A farewell to spheres of tungsten carbide


in Oxford, Writing

When I saw fountain pens on sale for the price of a pint at Smiths, I decided it was time to try and improve the elegance of my correspondence. It was with some success that I made my initial foray into the world of non-ballpoint pens: writing a thank-you note to Sarah’s parents and a short letter to Meghan. My printing is more geared towards being able to copy extensive notes during a lecture than producing perfectly formed letters, but it would be nice to be able to do the latter, when the necessity arises.

One unexpected aspect of fountain pen use if that it feels better to write. No pressure is required in order to deposit ink, so there is a feeling that the pen is just gliding across paper. While you might expect that to lead to many errors, even my earliest experiments are at least as legible, on average, as my ballpoint printing. Taken up with the novelty of a new type of writing instrument, as well as the familiarity of writing to friends, I wrote short letters to Viktoria Prokhorova, Meaghan Beattie, and Kate Dillon. There is something exceptionally satisfying both about writing and receiving handwritten letters. Regardless of the level of care or energy you put into an email, it doesn’t usually manage to have the same significance.

{ 7 comments… read them below or add one }

Meghan March 21, 2006 at 6:29 pm

I live in hope that your penmanship will someday improve. When a TA can’t read your midterm to mark it, improvement is necessary…I’m sure you can’t go wrong with a fountain pen.

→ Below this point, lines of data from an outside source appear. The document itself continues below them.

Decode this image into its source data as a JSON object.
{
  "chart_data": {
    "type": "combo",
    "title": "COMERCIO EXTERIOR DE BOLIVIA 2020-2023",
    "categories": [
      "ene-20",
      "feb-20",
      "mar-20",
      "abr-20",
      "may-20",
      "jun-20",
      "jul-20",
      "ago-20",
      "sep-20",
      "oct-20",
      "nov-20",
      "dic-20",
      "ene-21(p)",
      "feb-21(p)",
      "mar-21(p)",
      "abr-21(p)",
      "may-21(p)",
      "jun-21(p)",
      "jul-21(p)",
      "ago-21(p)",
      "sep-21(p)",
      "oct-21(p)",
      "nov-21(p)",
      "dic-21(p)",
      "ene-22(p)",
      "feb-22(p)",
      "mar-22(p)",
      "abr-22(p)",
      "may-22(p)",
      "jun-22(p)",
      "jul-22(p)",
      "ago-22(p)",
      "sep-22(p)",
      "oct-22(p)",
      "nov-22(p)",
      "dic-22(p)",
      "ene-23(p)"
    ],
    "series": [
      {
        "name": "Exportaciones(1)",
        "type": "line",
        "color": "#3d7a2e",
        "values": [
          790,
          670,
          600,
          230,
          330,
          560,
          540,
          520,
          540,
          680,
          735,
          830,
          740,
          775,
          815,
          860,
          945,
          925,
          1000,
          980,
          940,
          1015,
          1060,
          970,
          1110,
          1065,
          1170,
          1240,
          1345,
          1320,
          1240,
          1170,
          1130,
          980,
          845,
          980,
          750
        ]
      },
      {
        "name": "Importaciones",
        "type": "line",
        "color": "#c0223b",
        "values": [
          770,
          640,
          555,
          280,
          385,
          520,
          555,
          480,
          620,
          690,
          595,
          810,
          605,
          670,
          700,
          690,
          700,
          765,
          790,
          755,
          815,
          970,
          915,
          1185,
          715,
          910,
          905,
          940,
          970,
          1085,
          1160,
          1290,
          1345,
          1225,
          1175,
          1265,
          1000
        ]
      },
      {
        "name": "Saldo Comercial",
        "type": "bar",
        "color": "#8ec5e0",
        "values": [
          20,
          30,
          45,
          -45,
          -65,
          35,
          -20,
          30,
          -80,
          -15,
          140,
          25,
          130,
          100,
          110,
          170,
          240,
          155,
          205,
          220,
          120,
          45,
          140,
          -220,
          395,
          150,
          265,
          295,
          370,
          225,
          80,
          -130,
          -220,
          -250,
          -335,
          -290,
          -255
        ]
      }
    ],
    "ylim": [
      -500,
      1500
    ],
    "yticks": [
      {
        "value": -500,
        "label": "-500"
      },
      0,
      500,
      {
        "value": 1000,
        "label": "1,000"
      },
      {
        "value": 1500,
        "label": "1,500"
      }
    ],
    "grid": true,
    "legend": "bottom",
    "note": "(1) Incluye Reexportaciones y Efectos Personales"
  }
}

Milan March 21, 2006 at 8:02 pm

I think it was more a matter of choosing not to read the midterm, though improvement is always welcome. The professor apparently had no trouble reading my writing, and when you ask people to write for a frantic two and a half hours straight, you can’t expect it to be a work of calligraphic beauty that results.

B March 21, 2006 at 8:21 pm

Once you’re done practicing your handwriting, do you think maybe we could braid each other’s hair?

Ben March 22, 2006 at 3:31 pm

I got so fed up of ball-points/biros I’ve switched to gel pens, which also have the pressure-less glide factor – although they are quite expensive and don’t last long.

Worth considering what you’ll use for your exam!

Milan March 22, 2006 at 3:55 pm

The biggest problem with all non-ballpoint pens, including gel pens and fountain pens, is that they tend to soak through sheets of paper. Especially cheap lined looseleaf paper, or magazine pages.

Anonymous March 22, 2006 at 4:23 pm

Apparently, tungsten carbide balls have been used in ballpoint pens since 1957.

What sort of fountain pen did you buy?

Milan August 12, 2006 at 3:44 pm

My fountain pen is a Parker Frontier: with a translucent blue body with stainless steel cap, nib and trim

I also have two Cross Classic Century ballpoint pens: one with gold plating that was a high school graduation gift and one with chrome finish that I bought along with Tristan and Meghan for common use in our Honours Milton class (they were on sale for a very low price).